La conscience, telle qu’elle est conçue dans le cadre psychooptique, ne saurait être réduite à un simple processeur d’information, à un centre de traitement des stimuli, ni même à une instance réflexive au sens classique. Elle n’analyse pas : elle oriente. Elle ne déduit pas : elle choisit. Ce n’est pas une usine de pensée, mais un instrument de visée — une lentille vivante, sans cesse en mouvement, dont la fonction essentielle n’est pas de produire du sens, mais de déterminer ce qui mérite d’être vu.
La conscience est, en ce sens, analogue à un œil. Non pas un œil organique, mais un œil métaphysique — un dispositif optique d’une extrême complexité, capable de zoomer, de dézoomer, d’ajuster la netteté, de filtrer certaines fréquences, d’ignorer d’autres, de se troubler, de se fermer ou de se dilater selon l’intensité perçue. Ce que nous appelons communément "réalité" n’est, dans cette perspective, que la zone momentanément nette dans le champ de cette conscience orientée. Le réel n’est pas ce qui est, mais ce qui est capté — et plus précisément : ce qui est autorisé à être capté.
Focaliser, dans ce contexte, signifie accorder un statut d’existence à un fragment du monde. C’est faire émerger un point parmi la multitude, le sélectionner, l’amplifier, lui offrir la dignité d’un objet de pensée. Dé-focaliser, en revanche, c’est reléguer à la périphérie, laisser flou, indistinct, quasi-invisible. Le chaos n’est pas l’opposé de l’ordre : c’est ce que la conscience choisit de ne pas rendre clair.
Les lentilles, quant à elles, ne sont pas neutres. Elles sont les filtres par lesquels la conscience opère sa sélection : culture, langage, normes sociales, récits hérités, mythes familiaux, traumas enfouis. Chaque lentille teinte le visible d’un biais particulier, d’un prisme qui, à force d’habitude, devient transparent — et donc d’autant plus puissant. Ces lentilles ne sont pas posées mécaniquement : elles nous traversent, elles nous conditionnent, elles nous constituent. Voir, c’est toujours déjà voir à travers.
La pupille, dans cette architecture, est l’élément le plus intime : elle incarne l’intensité d’ouverture à la lumière du réel. Elle ne choisit pas ce qu’elle voit — elle subit la pression de la lumière. Trop de lumière, et elle se contracte. Pas assez, et elle s’élargit. Elle mesure, à chaque instant, notre seuil de tolérance au monde. C’est pourquoi, dans une optique psychooptique, l’âme peut être comprise comme cette pupille intérieure, qui module le degré de clarté que nous sommes capables de supporter.

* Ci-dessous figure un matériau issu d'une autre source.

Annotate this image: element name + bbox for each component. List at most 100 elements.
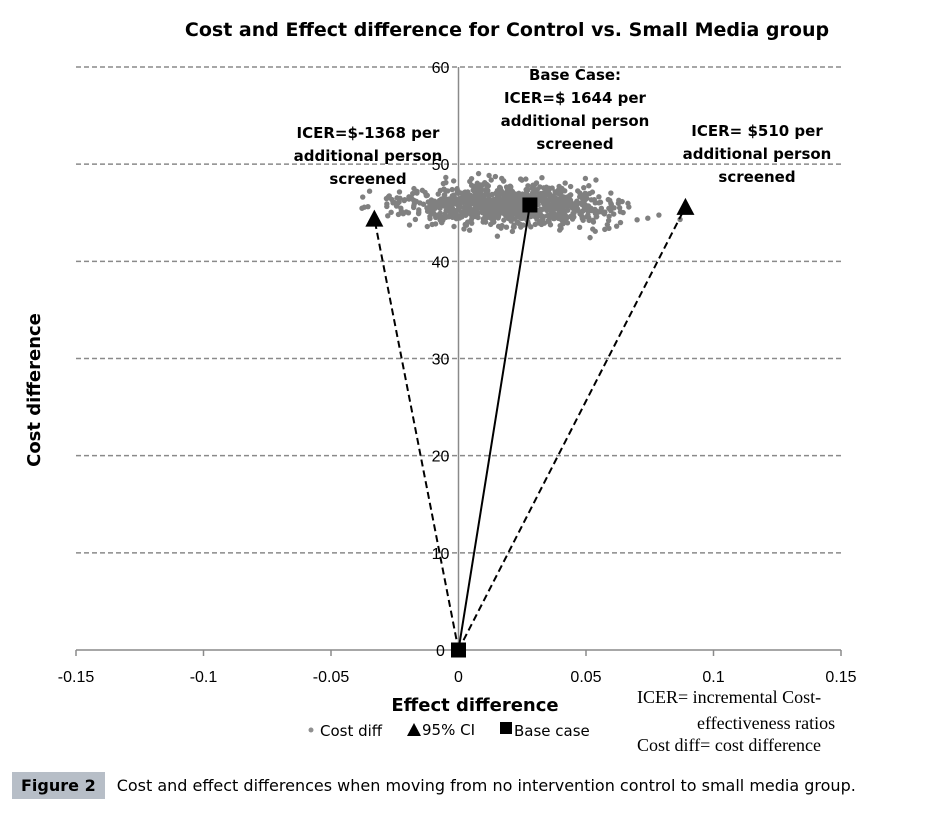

La cécité, enfin, n’est pas une déficience accidentelle — elle est une stratégie de survie perceptive. Refuser de voir ce qui sort du cadre, ignorer l’inconfortable, détourner les yeux de l’inacceptable : autant de gestes que la conscience opère non pas malgré elle, mais en vertu d’elle-même. L’aveuglement n’est pas un échec — c’est un paramètre. Une fonction protectrice. Et c’est précisément ce qui rend l’acte de voir si redoutable.
Car voir vraiment, dans cette perspective, implique de désactiver les lentilles, de supporter le flou initial, d’agrandir la pupille au-delà de ses seuils ordinaires, et d’affronter la possibilité que ce que nous pensions réel n’était qu’une forme de netteté convenue.
Ainsi, la conscience ne nous révèle pas le monde. Elle ne nous le donne pas à contempler dans une supposée nudité ontologique. Elle le fabrique, elle l’encadre, elle le modèle selon son architecture propre. Elle n’est pas un miroir, mais une caméra — qui choisit l’angle, la distance, le filtre, la lumière. Le monde est son œuvre d’optique. Et nous, trop souvent, nous prenons cette œuvre pour la réalité.